Three messages for ministers on standard method proposals

Responses to the government's proposed standard approach to assessing local housing need have welcomed the proposal as enabling a speedier process of plan preparation, but there are concerns that it fails to take account of aspirations for economic growth in parts of the country.

The Department for Communities and Local Government's offices in central London
The Department for Communities and Local Government's offices in central London

Here are three messages to emerge from responses to the government's consultation on the proposed formula, which closed last week:

1. Groups are concerned that the proposals could undermine the Northern Powerhouse

Several responses to the consultation voiced concerns over how the proposed methodology would affect different parts of the country. The Planning Officers Society said that, in much of the Midlands and most of northern England, the method results in reduced housing needs. Property industry lobby group the British Property Federation, meanwhile, warned that the method could undermine the Northern Powerhouse and Midlands Engine initiatives by reducing the number of homes that are needed "due to figures that are from a period of historic economic difficulty".

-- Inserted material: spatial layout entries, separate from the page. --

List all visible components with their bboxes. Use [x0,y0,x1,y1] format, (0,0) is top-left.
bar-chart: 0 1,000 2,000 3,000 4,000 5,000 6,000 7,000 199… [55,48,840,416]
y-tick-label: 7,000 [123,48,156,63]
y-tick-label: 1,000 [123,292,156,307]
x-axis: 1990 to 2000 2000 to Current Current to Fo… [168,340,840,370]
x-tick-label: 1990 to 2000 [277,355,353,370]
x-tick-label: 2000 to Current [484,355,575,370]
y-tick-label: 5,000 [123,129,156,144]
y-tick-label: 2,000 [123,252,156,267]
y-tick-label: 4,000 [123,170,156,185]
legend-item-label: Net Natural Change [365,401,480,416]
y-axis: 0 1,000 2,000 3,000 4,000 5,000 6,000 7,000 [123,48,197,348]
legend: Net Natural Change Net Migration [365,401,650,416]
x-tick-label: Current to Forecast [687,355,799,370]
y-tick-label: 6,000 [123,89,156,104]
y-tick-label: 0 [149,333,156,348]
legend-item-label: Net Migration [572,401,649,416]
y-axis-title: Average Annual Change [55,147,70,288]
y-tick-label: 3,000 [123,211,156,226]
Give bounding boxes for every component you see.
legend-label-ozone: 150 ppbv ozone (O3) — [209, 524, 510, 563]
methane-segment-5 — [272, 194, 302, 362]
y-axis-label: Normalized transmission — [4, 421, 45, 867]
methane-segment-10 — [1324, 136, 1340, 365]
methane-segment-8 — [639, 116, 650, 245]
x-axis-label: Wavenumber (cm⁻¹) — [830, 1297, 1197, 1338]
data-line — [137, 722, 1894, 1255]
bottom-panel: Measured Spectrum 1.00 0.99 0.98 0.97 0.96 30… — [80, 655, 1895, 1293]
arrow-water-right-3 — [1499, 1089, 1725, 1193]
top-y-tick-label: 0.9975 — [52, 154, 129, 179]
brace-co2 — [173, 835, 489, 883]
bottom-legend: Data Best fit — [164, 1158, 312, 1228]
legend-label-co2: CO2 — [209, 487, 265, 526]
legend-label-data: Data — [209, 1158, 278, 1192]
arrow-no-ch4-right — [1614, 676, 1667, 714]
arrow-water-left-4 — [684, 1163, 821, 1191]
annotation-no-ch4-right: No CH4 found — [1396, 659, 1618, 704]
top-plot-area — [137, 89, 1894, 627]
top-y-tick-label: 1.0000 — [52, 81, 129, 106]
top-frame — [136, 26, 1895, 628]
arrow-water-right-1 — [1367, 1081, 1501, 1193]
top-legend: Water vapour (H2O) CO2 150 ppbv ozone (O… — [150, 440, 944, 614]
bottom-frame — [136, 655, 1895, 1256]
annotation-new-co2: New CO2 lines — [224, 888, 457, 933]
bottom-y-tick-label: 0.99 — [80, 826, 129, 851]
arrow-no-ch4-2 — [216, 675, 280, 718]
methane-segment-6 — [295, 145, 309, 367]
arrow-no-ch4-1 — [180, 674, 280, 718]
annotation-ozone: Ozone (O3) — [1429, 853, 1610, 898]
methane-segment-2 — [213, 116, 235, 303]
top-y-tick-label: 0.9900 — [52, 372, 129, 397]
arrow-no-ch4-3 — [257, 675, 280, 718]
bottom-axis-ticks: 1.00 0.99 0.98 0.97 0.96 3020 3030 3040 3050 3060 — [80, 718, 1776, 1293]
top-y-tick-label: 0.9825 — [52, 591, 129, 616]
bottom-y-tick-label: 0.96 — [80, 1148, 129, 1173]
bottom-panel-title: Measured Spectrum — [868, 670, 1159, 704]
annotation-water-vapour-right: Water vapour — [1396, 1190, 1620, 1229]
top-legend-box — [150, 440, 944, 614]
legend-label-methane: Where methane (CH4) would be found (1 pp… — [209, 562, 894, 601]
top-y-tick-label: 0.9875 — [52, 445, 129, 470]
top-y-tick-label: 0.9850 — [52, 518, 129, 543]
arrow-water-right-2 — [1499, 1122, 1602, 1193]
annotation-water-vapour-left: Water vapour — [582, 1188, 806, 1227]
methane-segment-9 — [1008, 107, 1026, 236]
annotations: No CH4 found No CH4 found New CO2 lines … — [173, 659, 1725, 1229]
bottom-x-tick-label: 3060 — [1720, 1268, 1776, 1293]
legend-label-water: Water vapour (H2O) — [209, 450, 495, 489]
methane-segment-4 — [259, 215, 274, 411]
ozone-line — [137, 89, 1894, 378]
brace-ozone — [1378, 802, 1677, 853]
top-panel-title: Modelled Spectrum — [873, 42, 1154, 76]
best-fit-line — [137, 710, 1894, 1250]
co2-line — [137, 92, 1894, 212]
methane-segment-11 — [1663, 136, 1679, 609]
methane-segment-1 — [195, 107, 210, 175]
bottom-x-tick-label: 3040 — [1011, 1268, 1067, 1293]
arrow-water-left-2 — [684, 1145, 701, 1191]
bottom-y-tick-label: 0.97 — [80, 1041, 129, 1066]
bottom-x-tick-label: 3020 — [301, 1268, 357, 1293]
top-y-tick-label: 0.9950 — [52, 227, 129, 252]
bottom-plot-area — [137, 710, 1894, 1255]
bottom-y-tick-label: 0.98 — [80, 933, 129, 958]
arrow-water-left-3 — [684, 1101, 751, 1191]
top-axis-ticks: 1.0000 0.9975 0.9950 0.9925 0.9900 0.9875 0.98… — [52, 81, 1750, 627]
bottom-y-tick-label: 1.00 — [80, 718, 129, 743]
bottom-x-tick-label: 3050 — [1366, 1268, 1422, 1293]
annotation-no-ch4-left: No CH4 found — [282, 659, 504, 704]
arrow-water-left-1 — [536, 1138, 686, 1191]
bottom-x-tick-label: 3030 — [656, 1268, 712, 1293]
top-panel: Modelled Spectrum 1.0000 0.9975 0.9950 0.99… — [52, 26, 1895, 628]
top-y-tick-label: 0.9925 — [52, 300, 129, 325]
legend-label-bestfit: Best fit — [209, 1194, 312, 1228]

2.Planners warn over plan to stop using housing market areas as units for housing assessment

In its response to the consultation, the Royal Town Planning Institute (RTPI) warned that there are "difficulties" in "losing" the housing market area approach to assessing need and "placing such a focus on 'need' originating in specific local authority districts". "It is not clear why an entire county like Wiltshire (a unitary authority) should be a sensible basis for housing need assessment, but not a county like Leicestershire simply because it happens to be divided into districts," the RTPI's response said.

3. Formula could lead to developers 'cherry picking' sites, planning officers warn

In its response, the Planning Officers Society said that, where local planning authorities prepare plans geared to the new need calculation, "it will lead in some areas to very large differences between the amount of land allocated and the actual take-up". The response continued: "The consequence of this is that builders will cherry pick sites. This will happen not just within local planning authority areas, but between one area and another. Authorities in areas which are considered less attractive by housebuilders could find they have ample land allocations but little actual housebuilding."